"A child's learning is the funtion more of the characteristics of his classmates than those of the teacher." James Coleman, 1972

Wednesday, May 10, 2006

Edison Teacher Speaks About For-Profit Charter

In January Peter Campbell did this piece on his visit to Confluence Academy, one of Whittle's corporate welfare schools in St. Louis that is soaking up public dollars to turn a profit for Edison stockholders. This morning a Confluence teacher responds:
I am a white teacher in an Edison school, and I could not agree with this article more. I believe one of the greatest problems facing Edison schools is that its priority for making a profit comes before the education of its children. I believe in this educator’s philosophy of education - that students learn by being engaged in the learning process. At Confluence Academy this might be possible if there were not nearly 30 children in each classroom. 25 - 30 students to one instructor in an urban elementary environment is a ridiculous idea, an idea that is motivated by money and a reality that is absolutely daunting for many of the new, inexperienced teachers it chooses to hire. Superfluous spending should be cut so that classes can be smaller. Smaller classes would offer each child more attention, making it less likely that children would feel the need to fight for attention. Smaller classrooms would naturally create an environment where students could more positively interact with their teacher and one another, and less time would be spent on classroom control. Many elementary schools are able to offer this kind of environment, even though many receive just as much, if not less money.

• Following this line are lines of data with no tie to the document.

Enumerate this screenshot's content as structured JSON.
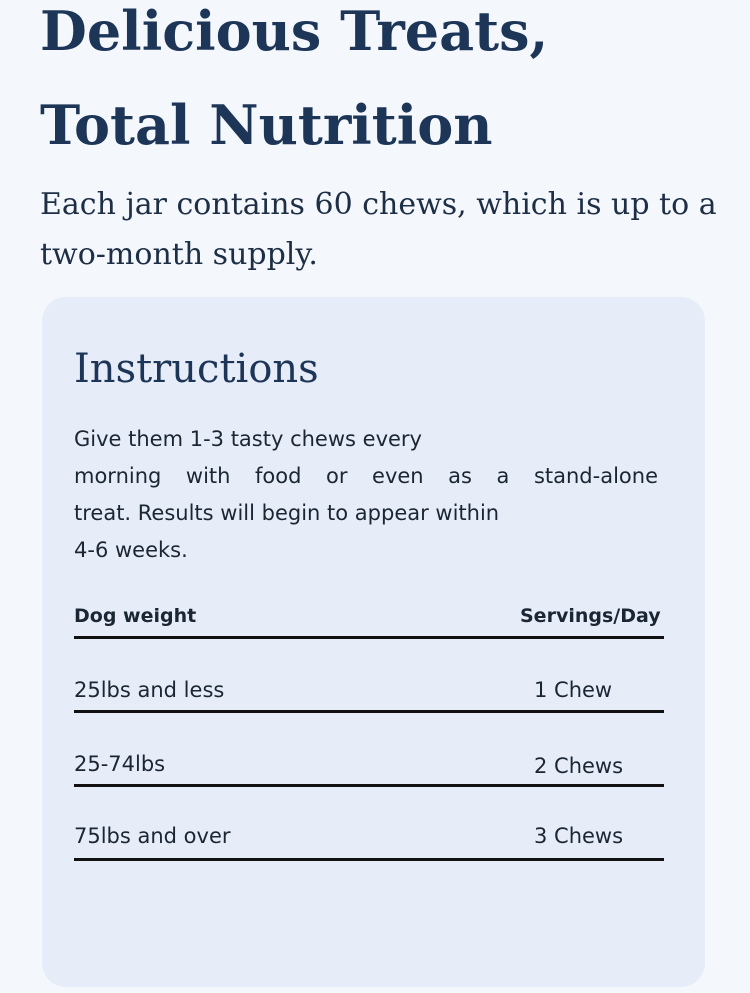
{
  "hero": {
    "headline_line1": "Delicious Treats,",
    "headline_line2": "Total Nutrition",
    "subtitle": "Each jar contains 60 chews, which is up to a two-month supply."
  },
  "instructions_card": {
    "title": "Instructions",
    "text_line1": "Give them 1-3 tasty chews every",
    "text_line2": "morning with food or even as a stand-alone",
    "text_line3": "treat.  Results will begin to appear within",
    "text_line4": "4-6 weeks.",
    "table": {
      "headers": {
        "weight": "Dog weight",
        "servings": "Servings/Day"
      },
      "rows": [
        {
          "weight": "25lbs and less",
          "servings": "1 Chew"
        },
        {
          "weight": "25-74lbs",
          "servings": "2 Chews"
        },
        {
          "weight": "75lbs and over",
          "servings": "3 Chews"
        }
      ]
    }
  },
  "colors": {
    "page_background": "#f4f8fd",
    "card_background": "#e6ecf8",
    "heading": "#1d3557",
    "body_text": "#1b2635",
    "rule": "#111111"
  }
}
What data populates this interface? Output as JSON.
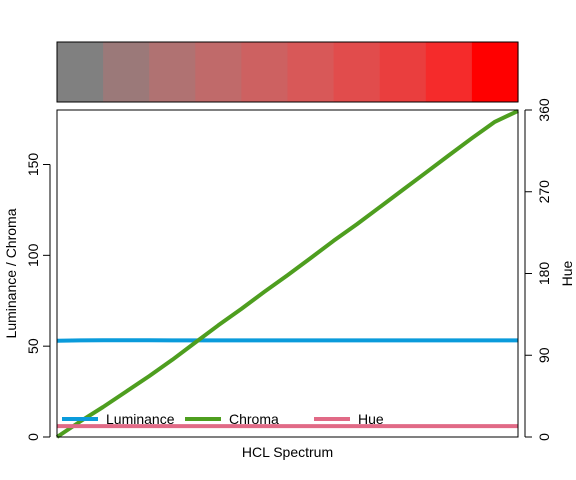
{
  "chart_data": {
    "type": "line",
    "xlabel": "HCL Spectrum",
    "ylabel_left": "Luminance / Chroma",
    "ylabel_right": "Hue",
    "ylim_left": [
      0,
      180
    ],
    "ylim_right": [
      0,
      360
    ],
    "yticks_left": [
      "0",
      "50",
      "100",
      "150"
    ],
    "yticks_right": [
      "0",
      "90",
      "180",
      "270",
      "360"
    ],
    "swatches": [
      "#808080",
      "#9B7979",
      "#B07272",
      "#C06A6A",
      "#CD6161",
      "#D85858",
      "#E14C4C",
      "#EA3E3E",
      "#F52B2B",
      "#FF0000"
    ],
    "x": [
      0,
      1,
      2,
      3,
      4,
      5,
      6,
      7,
      8,
      9,
      10,
      11,
      12,
      13,
      14,
      15,
      16,
      17,
      18,
      19,
      20
    ],
    "series": [
      {
        "name": "Luminance",
        "color": "#0A9BDB",
        "axis": "left",
        "values": [
          53,
          53.2,
          53.3,
          53.3,
          53.3,
          53.2,
          53.2,
          53.2,
          53.2,
          53.2,
          53.2,
          53.2,
          53.2,
          53.2,
          53.2,
          53.2,
          53.2,
          53.2,
          53.2,
          53.2,
          53.2
        ]
      },
      {
        "name": "Chroma",
        "color": "#4E9E1F",
        "axis": "left",
        "values": [
          0,
          8.5,
          16.5,
          25,
          33.5,
          42.5,
          52,
          61.5,
          70.5,
          80,
          89,
          98.5,
          108,
          117,
          126.5,
          136,
          145.5,
          155,
          164.5,
          173.5,
          179.5
        ]
      },
      {
        "name": "Hue",
        "color": "#E16A86",
        "axis": "right",
        "values": [
          12,
          12,
          12,
          12,
          12,
          12,
          12,
          12,
          12,
          12,
          12,
          12,
          12,
          12,
          12,
          12,
          12,
          12,
          12,
          12,
          12
        ]
      }
    ],
    "legend": "bottom-left"
  }
}
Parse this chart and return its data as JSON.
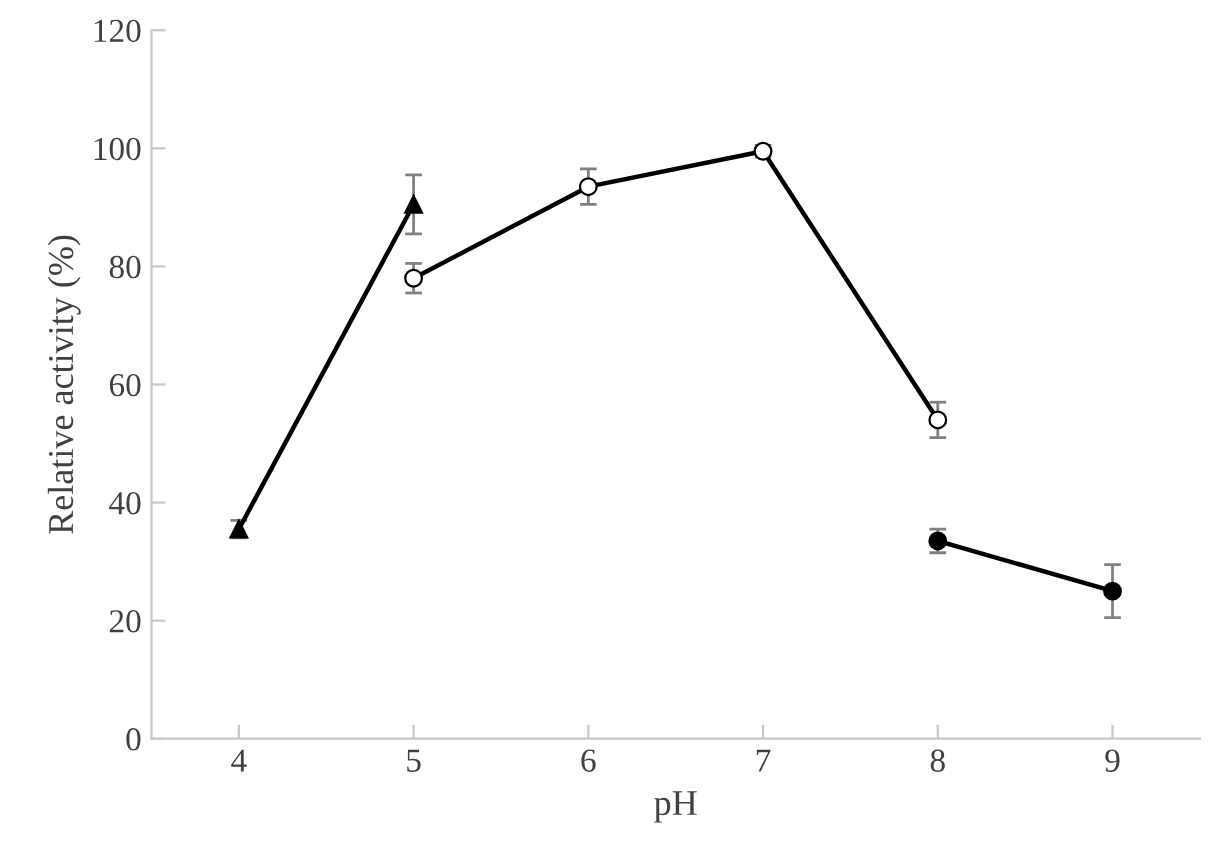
{
  "chart_data": {
    "type": "line",
    "xlabel": "pH",
    "ylabel": "Relative activity (%)",
    "xlim": [
      3.5,
      9.5
    ],
    "xticks": [
      4,
      5,
      6,
      7,
      8,
      9
    ],
    "ylim": [
      0,
      120
    ],
    "yticks": [
      0,
      20,
      40,
      60,
      80,
      100,
      120
    ],
    "grid": false,
    "series": [
      {
        "color": "#000000",
        "marker": "triangle",
        "x": [
          4,
          5
        ],
        "values": [
          35.5,
          90.5
        ],
        "errors": [
          1.5,
          5
        ]
      },
      {
        "color": "#ffffff",
        "marker": "circle",
        "x": [
          5,
          6,
          7,
          8
        ],
        "values": [
          78,
          93.5,
          99.5,
          54
        ],
        "errors": [
          2.5,
          3,
          1,
          3
        ]
      },
      {
        "color": "#000000",
        "marker": "circle",
        "x": [
          8,
          9
        ],
        "values": [
          33.5,
          25
        ],
        "errors": [
          2,
          4.5
        ]
      }
    ]
  }
}
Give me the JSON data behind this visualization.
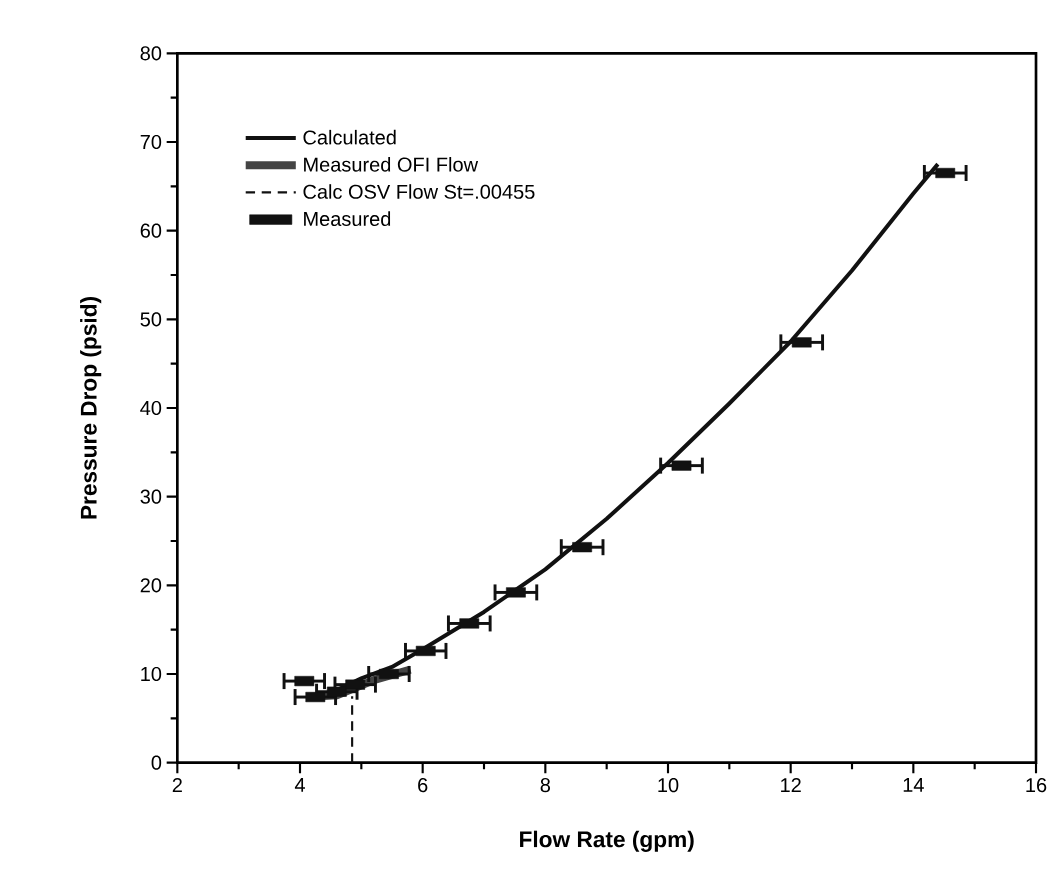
{
  "chart_data": {
    "type": "line",
    "xlabel": "Flow  Rate  (gpm)",
    "ylabel": "Pressure  Drop  (psid)",
    "xlim": [
      2,
      16
    ],
    "xticks": [
      2,
      4,
      6,
      8,
      10,
      12,
      14,
      16
    ],
    "ylim": [
      0,
      80
    ],
    "yticks": [
      0,
      10,
      20,
      30,
      40,
      50,
      60,
      70,
      80
    ],
    "grid": false,
    "legend": "top left",
    "series": [
      {
        "name": "Calculated",
        "line_style": "solid",
        "color": "#111111",
        "x": [
          4.6,
          5,
          5.5,
          6,
          7,
          8,
          9,
          10,
          11,
          12,
          13,
          14,
          14.4
        ],
        "values": [
          8.2,
          9.5,
          10.8,
          12.8,
          17,
          21.8,
          27.5,
          33.8,
          40.5,
          47.5,
          55.5,
          64.2,
          67.5
        ]
      },
      {
        "name": "Measured OFI Flow",
        "line_style": "solid",
        "color": "#444444",
        "x": [
          4.1,
          4.6,
          5.2,
          5.8
        ],
        "values": [
          7.4,
          7.6,
          9.3,
          10.5
        ]
      },
      {
        "name": "Calc OSV Flow St=.00455",
        "line_style": "dashed",
        "color": "#111111",
        "x": [
          4.85,
          4.85
        ],
        "values": [
          0,
          7.5
        ]
      },
      {
        "name": "Measured",
        "type": "scatter",
        "marker": "square",
        "color": "#111111",
        "x": [
          4.07,
          4.25,
          4.6,
          4.9,
          5.45,
          6.05,
          6.76,
          7.52,
          8.6,
          10.22,
          12.18,
          14.52
        ],
        "values": [
          9.2,
          7.4,
          8.0,
          8.8,
          10.0,
          12.6,
          15.7,
          19.2,
          24.3,
          33.5,
          47.4,
          66.5
        ],
        "xerrors": [
          0.33,
          0.33,
          0.33,
          0.33,
          0.33,
          0.33,
          0.34,
          0.34,
          0.34,
          0.34,
          0.34,
          0.34
        ]
      }
    ]
  }
}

Students at Confluence Academy are bored. They arrive at school at the crack of dawn and are in the building 8-9 hours each day. During this time, especially in the winter, few students are given recess. No wonder they wiggle!

While I do not believe a teacher’s role is to entertain students, I do agree that the learning environment should be highly interactive and oftentimes fun, and the teachers should strive to spark the imaginations of their students by taking them out of the classroom for starters. Edison Schools would probably say it agrees with this idea, but its current system is too inefficient to make this possible. Confluence Academy is in need of ground-up reform if it really hopes to make a difference in the lives of the students it claims to serve.
In the 19th Century, Hampton's Industrial Model was seen as the solution to the "Negro problem." In the 21st Century, will it be called Edison, or will we use the more generic term, Direct Instruction?